Multiliquid and Metalayer Ventures have introduced a new institutional liquidity facility designed to enable instant redemptions for tokenized real-world assets (RWAs) on the Solana blockchain. According to Cointelegraph, this facility allows holders of tokenized assets to swiftly convert their positions into stablecoins. Metalayer Ventures is responsible for raising and managing the vehicle, while Uniform Labs, the developer behind the Multiliquid protocol, provides infrastructure and market support.
Will Beeson, founder and CEO of Uniform Labs, highlighted the significance of this development, stating that while traditional finance has established markets for repo, prime brokerage, and overnight lending, tokenized markets have lacked comparable infrastructure until now. This new liquidity infrastructure is expected to meet the needs of institutional RWA markets at scale. The Bank for International Settlements had previously cautioned that tokenized money market funds could face liquidity mismatches during periods of high redemption demand.
Metalayer’s facility acts as a standing buyer for tokenized RWAs, acquiring assets at a dynamic discount to their net asset value. Metalayer Ventures supplies and manages the capital for redemptions, while Multiliquid provides the smart contract infrastructure necessary for pricing, compliance enforcement, and settlement. Initially, the facility will support tokenized assets issued by companies such as VanEck, Janus Henderson, and Fasanara, covering tokenized Treasury funds and select alternative investment products.
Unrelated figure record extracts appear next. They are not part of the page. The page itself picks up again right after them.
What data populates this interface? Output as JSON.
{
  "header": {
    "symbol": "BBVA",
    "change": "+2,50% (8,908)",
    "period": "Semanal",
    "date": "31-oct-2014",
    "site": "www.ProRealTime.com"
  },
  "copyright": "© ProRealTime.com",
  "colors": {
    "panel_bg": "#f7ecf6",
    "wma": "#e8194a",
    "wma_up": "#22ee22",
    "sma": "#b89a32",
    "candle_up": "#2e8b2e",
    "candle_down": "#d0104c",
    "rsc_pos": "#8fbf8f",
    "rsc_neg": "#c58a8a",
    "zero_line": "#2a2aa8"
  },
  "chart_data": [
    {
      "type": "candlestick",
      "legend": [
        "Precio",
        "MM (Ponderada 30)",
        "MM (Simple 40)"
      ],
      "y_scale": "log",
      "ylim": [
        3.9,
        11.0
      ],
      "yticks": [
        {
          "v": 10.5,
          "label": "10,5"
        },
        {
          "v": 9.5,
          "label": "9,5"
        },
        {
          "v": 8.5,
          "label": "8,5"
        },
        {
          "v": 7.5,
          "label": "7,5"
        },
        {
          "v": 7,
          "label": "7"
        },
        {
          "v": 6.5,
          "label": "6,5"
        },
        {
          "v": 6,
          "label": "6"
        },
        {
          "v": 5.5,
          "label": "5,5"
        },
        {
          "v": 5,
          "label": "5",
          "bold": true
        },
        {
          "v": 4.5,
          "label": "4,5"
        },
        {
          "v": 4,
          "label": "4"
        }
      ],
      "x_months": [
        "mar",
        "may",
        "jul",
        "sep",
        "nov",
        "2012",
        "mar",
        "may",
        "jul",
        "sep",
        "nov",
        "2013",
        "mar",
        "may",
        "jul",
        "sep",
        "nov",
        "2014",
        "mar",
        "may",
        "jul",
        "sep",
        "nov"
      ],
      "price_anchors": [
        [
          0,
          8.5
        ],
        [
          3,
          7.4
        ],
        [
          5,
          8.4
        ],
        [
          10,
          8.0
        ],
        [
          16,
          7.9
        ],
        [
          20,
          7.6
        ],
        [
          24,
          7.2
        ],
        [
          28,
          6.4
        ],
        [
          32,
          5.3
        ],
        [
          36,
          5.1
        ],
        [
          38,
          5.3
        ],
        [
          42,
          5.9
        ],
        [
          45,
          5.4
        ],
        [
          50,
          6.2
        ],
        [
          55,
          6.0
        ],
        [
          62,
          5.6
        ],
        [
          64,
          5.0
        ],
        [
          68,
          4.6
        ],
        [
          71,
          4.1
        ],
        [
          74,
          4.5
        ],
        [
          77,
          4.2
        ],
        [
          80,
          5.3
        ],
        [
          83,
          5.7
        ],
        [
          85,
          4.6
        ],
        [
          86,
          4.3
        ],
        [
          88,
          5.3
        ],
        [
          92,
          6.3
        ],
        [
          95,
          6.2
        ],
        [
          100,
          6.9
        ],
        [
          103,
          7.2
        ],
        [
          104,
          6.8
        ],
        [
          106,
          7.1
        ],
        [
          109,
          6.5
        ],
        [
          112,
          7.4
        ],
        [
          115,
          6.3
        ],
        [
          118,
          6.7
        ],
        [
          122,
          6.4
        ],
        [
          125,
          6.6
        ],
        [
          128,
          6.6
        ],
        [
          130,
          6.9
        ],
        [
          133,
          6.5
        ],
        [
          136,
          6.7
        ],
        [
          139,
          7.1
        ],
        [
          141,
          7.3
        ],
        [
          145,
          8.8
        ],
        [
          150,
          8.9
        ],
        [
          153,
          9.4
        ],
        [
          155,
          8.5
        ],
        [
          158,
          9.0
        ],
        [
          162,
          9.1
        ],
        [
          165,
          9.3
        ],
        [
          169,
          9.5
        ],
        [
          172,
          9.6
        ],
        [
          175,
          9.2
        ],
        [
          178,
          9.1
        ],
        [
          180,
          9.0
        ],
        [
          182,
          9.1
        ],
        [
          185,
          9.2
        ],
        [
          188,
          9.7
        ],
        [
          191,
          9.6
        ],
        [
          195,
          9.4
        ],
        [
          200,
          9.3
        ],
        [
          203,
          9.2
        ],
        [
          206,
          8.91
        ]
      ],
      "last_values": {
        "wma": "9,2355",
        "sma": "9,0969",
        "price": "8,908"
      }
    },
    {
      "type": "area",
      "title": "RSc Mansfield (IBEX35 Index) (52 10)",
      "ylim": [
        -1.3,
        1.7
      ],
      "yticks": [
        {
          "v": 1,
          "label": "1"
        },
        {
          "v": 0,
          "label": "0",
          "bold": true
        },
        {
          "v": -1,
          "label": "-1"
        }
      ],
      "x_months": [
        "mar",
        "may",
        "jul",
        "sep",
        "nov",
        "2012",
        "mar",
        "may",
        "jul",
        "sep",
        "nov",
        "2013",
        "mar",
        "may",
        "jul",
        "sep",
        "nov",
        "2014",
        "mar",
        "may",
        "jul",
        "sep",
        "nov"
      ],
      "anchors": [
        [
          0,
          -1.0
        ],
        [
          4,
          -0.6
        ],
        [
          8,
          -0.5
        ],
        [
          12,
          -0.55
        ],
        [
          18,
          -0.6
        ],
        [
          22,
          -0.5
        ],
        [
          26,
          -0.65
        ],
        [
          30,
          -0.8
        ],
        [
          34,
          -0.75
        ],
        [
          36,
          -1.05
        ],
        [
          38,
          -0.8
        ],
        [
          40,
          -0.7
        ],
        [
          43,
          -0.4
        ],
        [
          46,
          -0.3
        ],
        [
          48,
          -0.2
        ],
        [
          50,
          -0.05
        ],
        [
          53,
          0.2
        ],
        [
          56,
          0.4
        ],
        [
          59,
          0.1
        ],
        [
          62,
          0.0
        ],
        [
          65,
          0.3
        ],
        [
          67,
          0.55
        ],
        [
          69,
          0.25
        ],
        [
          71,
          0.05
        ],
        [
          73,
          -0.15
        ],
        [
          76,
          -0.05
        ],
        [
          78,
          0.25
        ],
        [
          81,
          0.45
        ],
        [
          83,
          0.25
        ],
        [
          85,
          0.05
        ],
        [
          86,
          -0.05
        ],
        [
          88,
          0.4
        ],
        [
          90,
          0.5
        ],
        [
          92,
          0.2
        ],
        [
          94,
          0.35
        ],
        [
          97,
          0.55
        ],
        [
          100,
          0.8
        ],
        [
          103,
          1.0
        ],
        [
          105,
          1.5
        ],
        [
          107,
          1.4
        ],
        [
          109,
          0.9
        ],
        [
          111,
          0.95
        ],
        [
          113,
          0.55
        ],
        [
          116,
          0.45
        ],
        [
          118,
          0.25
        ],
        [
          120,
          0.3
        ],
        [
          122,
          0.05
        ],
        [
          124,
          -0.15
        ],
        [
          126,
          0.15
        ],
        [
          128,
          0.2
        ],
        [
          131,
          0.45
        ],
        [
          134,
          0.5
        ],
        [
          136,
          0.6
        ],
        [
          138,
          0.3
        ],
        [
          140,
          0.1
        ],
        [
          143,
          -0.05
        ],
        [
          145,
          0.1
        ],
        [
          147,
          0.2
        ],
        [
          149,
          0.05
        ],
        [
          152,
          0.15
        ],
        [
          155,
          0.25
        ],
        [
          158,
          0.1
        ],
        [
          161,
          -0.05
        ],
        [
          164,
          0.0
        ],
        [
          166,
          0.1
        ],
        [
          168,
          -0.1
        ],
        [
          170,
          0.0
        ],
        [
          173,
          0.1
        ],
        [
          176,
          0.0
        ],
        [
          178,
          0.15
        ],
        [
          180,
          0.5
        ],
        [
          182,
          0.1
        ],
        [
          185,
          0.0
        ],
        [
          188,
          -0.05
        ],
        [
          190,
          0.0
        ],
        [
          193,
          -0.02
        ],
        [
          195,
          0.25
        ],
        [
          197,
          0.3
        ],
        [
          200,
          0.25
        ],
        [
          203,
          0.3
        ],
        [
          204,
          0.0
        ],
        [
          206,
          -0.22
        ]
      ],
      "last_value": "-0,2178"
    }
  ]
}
Solana is gaining traction as a platform for tokenized RWAs, ranking eighth among blockchains by total RWA value, with approximately $1.2 billion represented across 343 assets. Although its market share is modest at 0.31%, Solana has shown steady growth, with RWA value increasing by over 10% in the past month. In the broader market, Canton Network, Ethereum, and Provenance are the leading blockchains for tokenized RWAs by total value. Canton holds a dominant position with over $348 billion in RWAs and more than 88% market share, while Ethereum and Provenance each hold $15 billion in tokenized assets.